In total, we tested 16 features for their association with the composition of the faecal microbiota. Among these, we found that visiting kindergarten, as opposed to staying at home, was the only feature significantly associated with the bacterial community, explaining 6.9% of the interindividual variation (permutational multivariate analysis of variance (PERMANOVA) using Bray–Curtis distances, p = 0.006; Table 1).
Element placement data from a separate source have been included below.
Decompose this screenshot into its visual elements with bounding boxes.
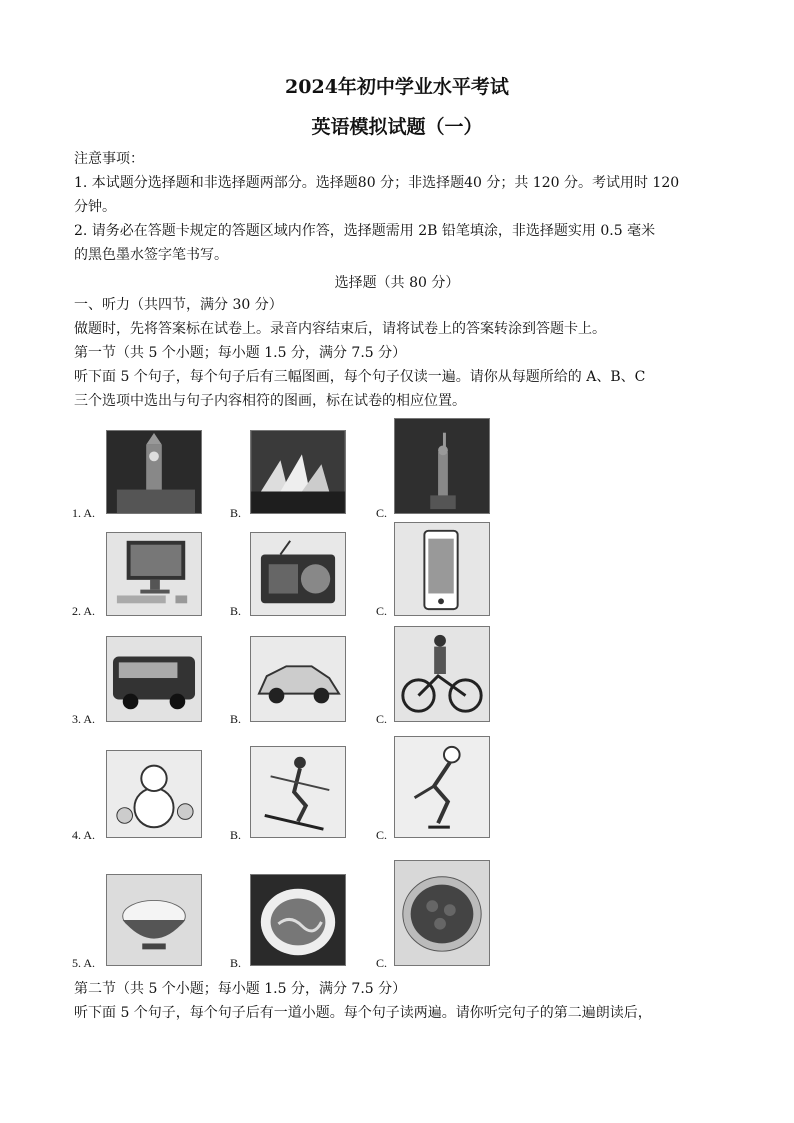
notes-heading: 注意事项： xyxy=(74,151,144,167)
listening-heading: 一、听力（共四节，满分 30 分） xyxy=(74,297,283,313)
part1-heading: 第一节（共 5 个小题；每小题 1.5 分，满分 7.5 分） xyxy=(74,345,407,361)
part1-instruction-1: 听下面 5 个句子，每个句子后有三幅图画，每个句子仅读一遍。请你从每题所给的 A、B、C xyxy=(74,369,646,385)
part1-instruction-2: 三个选项中选出与句子内容相符的图画，标在试卷的相应位置。 xyxy=(74,393,466,409)
phone-icon xyxy=(394,522,490,616)
computer-icon xyxy=(106,532,202,616)
section-choice-heading: 选择题（共 80 分） xyxy=(334,275,460,291)
q1-option-b-label: B. xyxy=(230,506,242,520)
q4-option-a-label: 4. A. xyxy=(72,828,96,842)
q4-option-c-label: C. xyxy=(376,828,388,842)
q3-option-b-label: B. xyxy=(230,712,242,726)
statue-of-liberty-icon xyxy=(394,418,490,514)
q2-option-b-label: B. xyxy=(230,604,242,618)
page-subtitle: 英语模拟试题（一） xyxy=(311,116,483,138)
note-1-line-2: 分钟。 xyxy=(74,199,116,215)
opera-house-icon xyxy=(250,430,346,514)
radio-icon xyxy=(250,532,346,616)
dumplings-icon xyxy=(394,860,490,966)
page-title: 2024年初中学业水平考试 xyxy=(285,76,509,98)
note-2-line-1: 2. 请务必在答题卡规定的答题区域内作答，选择题需用 2B 铅笔填涂，非选择题实用 0.5 毫米 xyxy=(74,223,656,239)
skier-icon xyxy=(250,746,346,838)
skater-icon xyxy=(394,736,490,838)
bus-icon xyxy=(106,636,202,722)
q4-option-b-label: B. xyxy=(230,828,242,842)
car-icon xyxy=(250,636,346,722)
q2-option-c-label: C. xyxy=(376,604,388,618)
q5-option-a-label: 5. A. xyxy=(72,956,96,970)
note-2-line-2: 的黑色墨水签字笔书写。 xyxy=(74,247,228,263)
q1-option-a-label: 1. A. xyxy=(72,506,96,520)
part2-instruction-1: 听下面 5 个句子，每个句子后有一道小题。每个句子读两遍。请你听完句子的第二遍朗读后， xyxy=(74,1005,652,1021)
rice-bowl-icon xyxy=(106,874,202,966)
big-ben-icon xyxy=(106,430,202,514)
q5-option-c-label: C. xyxy=(376,956,388,970)
note-1-line-1: 1. 本试题分选择题和非选择题两部分。选择题80 分；非选择题40 分；共 120 分。考试用时 120 xyxy=(74,175,680,191)
part2-heading: 第二节（共 5 个小题；每小题 1.5 分，满分 7.5 分） xyxy=(74,981,407,997)
q5-option-b-label: B. xyxy=(230,956,242,970)
snowman-icon xyxy=(106,750,202,838)
listening-instruction: 做题时，先将答案标在试卷上。录音内容结束后，请将试卷上的答案转涂到答题卡上。 xyxy=(74,321,606,337)
bicycle-icon xyxy=(394,626,490,722)
q1-option-c-label: C. xyxy=(376,506,388,520)
q3-option-a-label: 3. A. xyxy=(72,712,96,726)
q2-option-a-label: 2. A. xyxy=(72,604,96,618)
noodles-icon xyxy=(250,874,346,966)
q3-option-c-label: C. xyxy=(376,712,388,726)
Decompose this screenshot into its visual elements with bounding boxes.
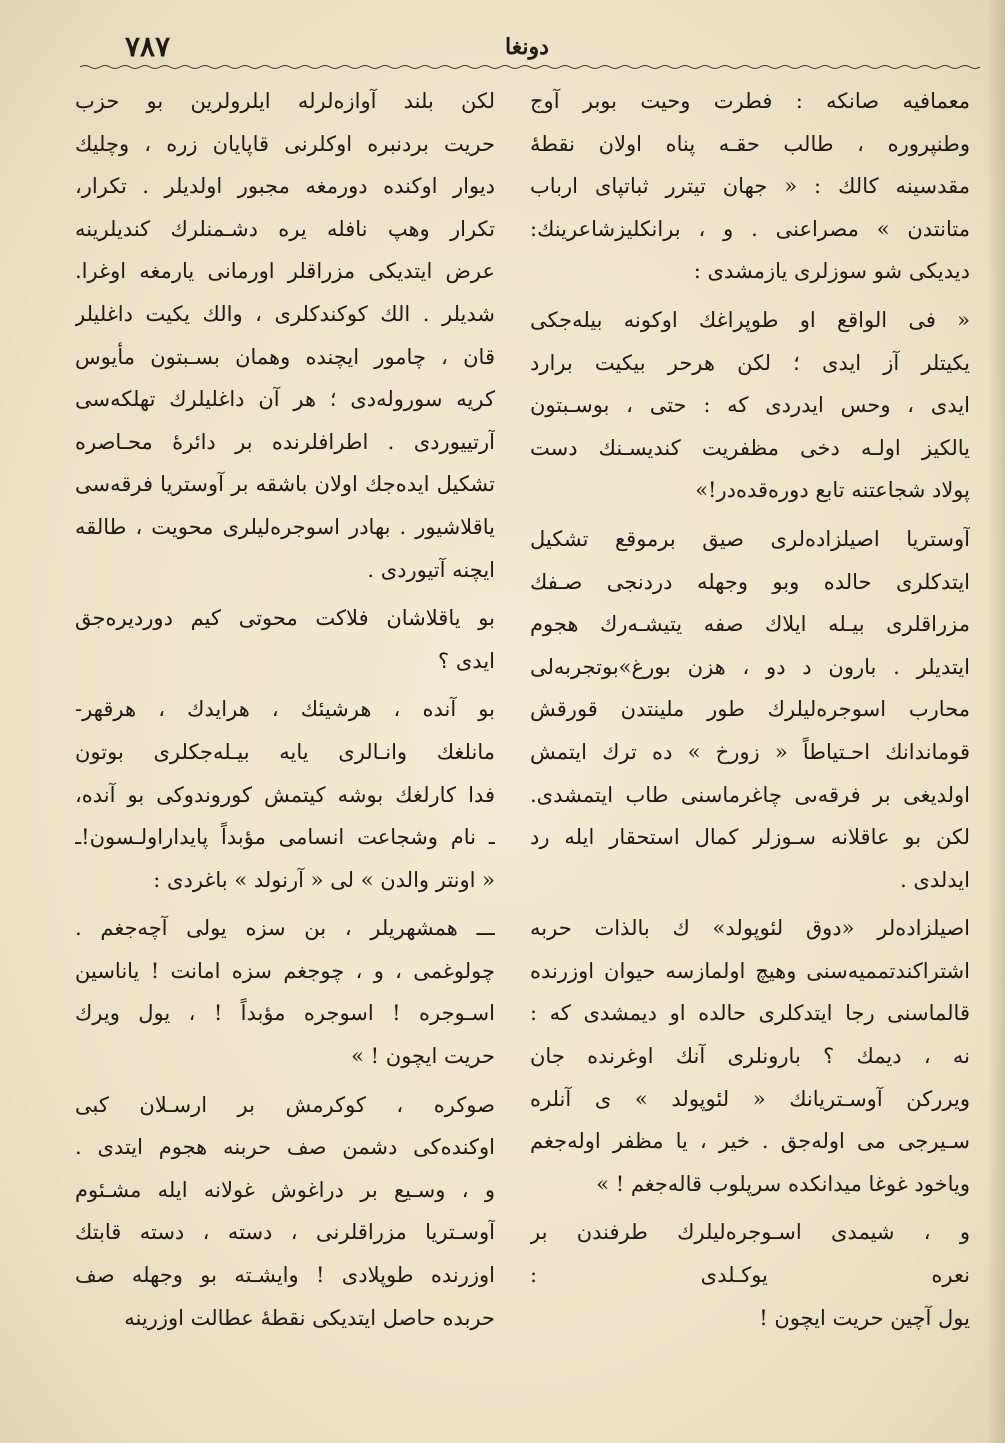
- text-line: و ، وسـيع بر دراغوش غولانه ايله مشـئوم: [75, 1177, 495, 1202]
- text-line: سـيرجى مى اوله‌جق . خير ، يا مظفر اوله‌جغم: [530, 1129, 970, 1154]
- text-line: اصيلزاده‌لر «دوق لئوپولد» ك بالذات حربه: [530, 916, 970, 941]
- running-title: دونغا: [505, 34, 549, 60]
- text-line: اوزرنده طوپلادى ! وايشـته بو وجهله صف: [75, 1263, 495, 1288]
- binding-shadow: [987, 0, 1005, 1443]
- text-line: و ، شيمدى اسـوجره‌ليلرك طرفندن بر: [530, 1220, 970, 1245]
- text-line: چولوغمى ، و ، چوجغم سزه امانت ! ياناسين: [75, 958, 495, 983]
- text-line: ياقلاشيور . بهادر اسوجره‌ليلرى محويت ، طالقه: [75, 514, 495, 539]
- text-line: تشكيل ايده‌جك اولان باشقه بر آوستريا فرقه‌سى: [75, 472, 495, 497]
- text-line: آرتييوردى . اطرافلرنده بر دائرهٔ محـاصره: [75, 429, 495, 454]
- text-line: مقدسينه كالك : « جهان تيترر ثباتپاى ارباب: [530, 174, 970, 199]
- text-line: عرض ايتديكى مزراقلر اورمانى يارمغه اوغرا.: [75, 259, 495, 284]
- text-line: ايچنه آتيوردى .: [367, 557, 495, 582]
- text-line: بو ياقلاشان فلاكت محوتى كيم دوردیره‌جق: [75, 606, 495, 631]
- text-line: اسـوجره ! اسوجره مؤبداً ! ، يول ويرك: [75, 1001, 495, 1026]
- text-line: ديديكى شو سوزلرى يازمشدى :: [693, 259, 970, 284]
- page-header: [95, 28, 965, 64]
- text-line: پولاد شجاعتنه تابع دوره‌قده‌در!»: [695, 478, 970, 503]
- left-column: [75, 80, 495, 1339]
- text-line: مزراقلرى بيـله ايلاك صفه يتيشـه‌رك هجوم: [530, 612, 970, 637]
- text-line: نه ، ديمك ؟ بارونلرى آنك اوغرنده جان: [530, 1044, 970, 1069]
- text-line: معمافيه صانكه : فطرت وحيت بوبر آوج: [530, 89, 970, 113]
- text-line: اوكنده‌كى دشمن صف حربنه هجوم ايتدى .: [75, 1135, 495, 1160]
- text-line: بو آنده ، هرشيئك ، هرايدك ، هرقهر-: [75, 697, 495, 722]
- text-line: آوسـتريا مزراقلرنى ، دسته ، دسته قابتك: [75, 1220, 495, 1245]
- text-line: محارب اسوجره‌ليلرك طور ملينتدن قورقش: [530, 697, 970, 722]
- text-line: مانلغك وانـالرى يايه بيـله‌جكلرى بوتون: [75, 739, 495, 764]
- text-line: اولديغى بر فرقه‌ىى چاغرماسنى طاب ايتمشدى.: [530, 782, 970, 807]
- text-line: قان ، چامور ايچنده وهمان بسـبتون مأيوس: [75, 344, 495, 369]
- text-line: تكرار وهپ نافله يره دشـمنلرك كنديلرينه: [75, 216, 495, 241]
- text-line: اشتراكندتمميه‌سنى وهيچ اولمازسه حيوان اوزرنده: [530, 958, 970, 983]
- page-number: ٧٨٧: [125, 30, 171, 63]
- text-line: ايدى ؟: [438, 648, 495, 673]
- text-line: متانتدن » مصراعنى . و ، برانكليزشاعرينك:: [530, 216, 970, 241]
- text-line: ـ نام وشجاعت انسامى مؤبداً پايداراولـسون!ـ: [75, 825, 495, 850]
- text-line: ايدلدى .: [900, 867, 970, 892]
- text-line: فدا كارلغك بوشه كيتمش كوروندوكى بو آنده،: [75, 782, 495, 807]
- text-line: قوماندانك احـتياطاً « زورخ » ده ترك ايتمش: [530, 739, 970, 764]
- text-line: ايتدكلرى حالده وبو وجهله دردنجى صـفك: [530, 569, 970, 594]
- text-line: ايتديلر . بارون د دو ، هزن بورغ»بوتجربه‌لى: [530, 654, 970, 679]
- header-rule: [80, 64, 980, 70]
- text-line: حربده حاصل ايتديكى نقطهٔ عطالت اوزرينه: [124, 1305, 495, 1330]
- text-line: نعره يوكـلدى :: [530, 1263, 970, 1288]
- text-line: حريت بردنبره اوكلرنى قاپايان زره ، وچليك: [75, 131, 495, 156]
- text-line: لكن بلند آوازه‌لرله ايلرولرين بو حزب: [75, 89, 495, 113]
- text-line: وطنپروره ، طالب حقـه پناه اولان نقطهٔ: [530, 131, 970, 156]
- text-line: شديلر . الك كوكندكلرى ، والك يكيت داغليلر: [75, 301, 495, 326]
- text-line: كريه سوروله‌دى ؛ هر آن داغليلرك تهلكه‌سى: [75, 387, 495, 412]
- text-line: وياخود غوغا ميدانكده سرپلوب قاله‌جغم ! »: [596, 1171, 970, 1196]
- text-line: يالكيز اولـه دخى مظفريت كنديسـنك دست: [530, 435, 970, 460]
- text-line: حريت ايچون ! »: [351, 1044, 495, 1069]
- text-line: قالماسنى رجا ايتدكلرى حالده او ديمشدى كه :: [530, 1001, 970, 1026]
- text-line: يكيتلر آز ايدى ؛ لكن هرحر بيكيت برارد: [530, 350, 970, 375]
- text-line: ايدى ، وحس ايدردى كه : حتى ، بوسـبتون: [530, 393, 970, 418]
- text-line: يول آچين حريت ايچون !: [759, 1305, 970, 1330]
- right-column: [530, 80, 970, 1339]
- text-line: « فى الواقع او طوپراغك اوكونه بيله‌جكى: [530, 307, 970, 332]
- text-line: لكن بو عاقلانه سـوزلر كمال استحقار ايله رد: [530, 825, 970, 850]
- text-line: « اونتر والدن » لى « آرنولد » باغردى :: [153, 867, 495, 892]
- text-line: صوكره ، كوكرمش بر ارسـلان كبى: [75, 1092, 495, 1117]
- text-line: ـــ همشهريلر ، بن سزه يولى آچه‌جغم .: [75, 916, 495, 941]
- text-line: ويرركن آوسـتريانك « لئوپولد » ى آنلره: [530, 1086, 970, 1111]
- text-line: ديوار اوكنده دورمغه مجبور اولديلر . تكرار،: [75, 174, 495, 199]
- text-line: آوستريا اصيلزاده‌لرى صيق برموقع تشكيل: [530, 526, 970, 551]
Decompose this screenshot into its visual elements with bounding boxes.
Visiting day care facilities was primarily linked to higher bacterial diversity compared to home care, as indicated by the (Shannon index, p = 0.022).

Table 1 Cohort characteristics and association with bacterial community structure based on permutational multivariate analysis of variance (PERMANOVA)

Interestingly, there is a scarcity of studies investigating differences in gut microbiota between children in day care facilities and home care. The only comprehensive study with well-defined groups of children reported findings which agree with our results (Amir et al. 2022). Specifically, children in day care facilities exhibited higher microbiota diversity. Additionally, they found that gut microbiota composition of day care children was more similar to that of adults compared to children in home care (Amir et al. 2022). In contrast, study by Gerben et al. reported no significant differences between children in day care and home care (Hermes et al. 2020). However, it is important to note that in this study, the follow-up period after children entered day care was only 4 weeks. This short duration is likely insufficient to observe significant changes in the gut microbiota.

We acknowledge that the low sample size was a major limitation of this study, particularly given the rapid changes in the microbiota of children under 4 years of age and the potential impact of external factors such as antibiotic therapy on community characteristics.

In conclusion, our study found limited differences in gut microbiota composition between children with rAOM and healthy controls. Interestingly, we observed a correlation between experiencing multiple consecutive infections and a higher relative abundance of Turicibacter in the gut. This genus has previously been reported to increase in various infection-associated conditions. Furthermore, regardless of health status, our findings confirmed previous research indicating that children in day care have higher gut microbiota diversity compared to those in home care.